D’une part (et c’est l’essentiel), le lecteur ne voit et ne sait que ce que voient et savent les protagonistes du récit, et même il ne voit et ne sait que ce qui fait sens pour eux. De ce fait, l’histoire n’est pas celle de l’expédition mais celle de la perception de l’expédition par ceux que l’auteur a choisi de suivre. Cela serait bel et bon si on parvenait à s’intéresser un tant soit peu à ceux-ci. Or ce n’est pas le cas. Qu’on me permette ici de citer Sénèque dans sa neuvième lettre à Lucilius : « Le sage, bien qu’il se suffise, n’en désire pas moins un ami, ne serait-ce que pour exercer l’amitié, pour qu’une si belle vertu ne reste pas sans culture. ». Clavel n’a pas réussi à faire de ses héros mes amis. Je n’ai ressenti aucune empathie, aucun sympathie. La faute à mon avis à une identité trop générique. On ne connaît pas ces hommes, on ne connaît pas leur vie, leur trajectoire, leurs espoirs. Du coup, ce qui peut leur advenir indiffère, et on finit par s'ennuyer ferme à les suivre. Quand des détails viennent, c’est vers la fin, trop tard et trop peu, la rencontre entre le lecteur et les personnages n’a pas eu lieu. Dans "Apocalypse Now", l’adaptation la plus connue de Conrad, les personnages ont une famille, font du surf, reçoivent des lettres, ils vivent, et leur malheur afflige par contraste. Ici rien de tout cela, même la « louve », concession faite à la compassion contemporaine, n’existe vraiment que dans l’espace-temps de la marche.

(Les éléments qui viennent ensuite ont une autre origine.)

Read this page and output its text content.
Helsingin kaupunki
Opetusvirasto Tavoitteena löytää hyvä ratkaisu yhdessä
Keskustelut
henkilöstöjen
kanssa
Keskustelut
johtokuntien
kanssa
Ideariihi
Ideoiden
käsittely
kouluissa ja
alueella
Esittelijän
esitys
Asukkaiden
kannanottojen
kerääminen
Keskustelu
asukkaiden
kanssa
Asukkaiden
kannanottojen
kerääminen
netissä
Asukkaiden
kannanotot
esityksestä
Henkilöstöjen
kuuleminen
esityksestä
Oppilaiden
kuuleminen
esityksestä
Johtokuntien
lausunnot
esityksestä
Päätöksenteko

D’autre part, le prétexte science-ficitf ressemble un peu à cela justement, un prétexte, et on se dit que l’histoire fonctionnerait (ou pas) aussi avec une explication plus prosaïque du désastre. L’auteur dit avoir pensé aux Déportés du Cambrien de Silverberg. Euh, non. Il y a bien plus chez le grand Bob.
Enfin, et c’est de l’ordre du détail, moi qui apprécie (et pratique sans vergogne) le name-dropping, j’ai trouvé que là, par la voix de Caius Pontius, c’était quand même un peu trop, il y a une limite à l'étalement de l'érudition (les personnages s'en plaignent, mais le lecteur que je suis s'en plaint aussi). Et je ne parle pas du clin d’œil final.
Il est dommage de n’avoir pas su donner un peu de chair à ces soldats perdus, et un peu de plaisir au lecteur par là même.
Notons que, sur les légions de Varus et la révolte d’Arminius, on peut lire le très beau cycle des Aigles de Rome.
Furor, Fabien Clavel

Commentaires

Efelle a dit…
Dommage, Le Châtiment des Flèches m'avait bien accroché.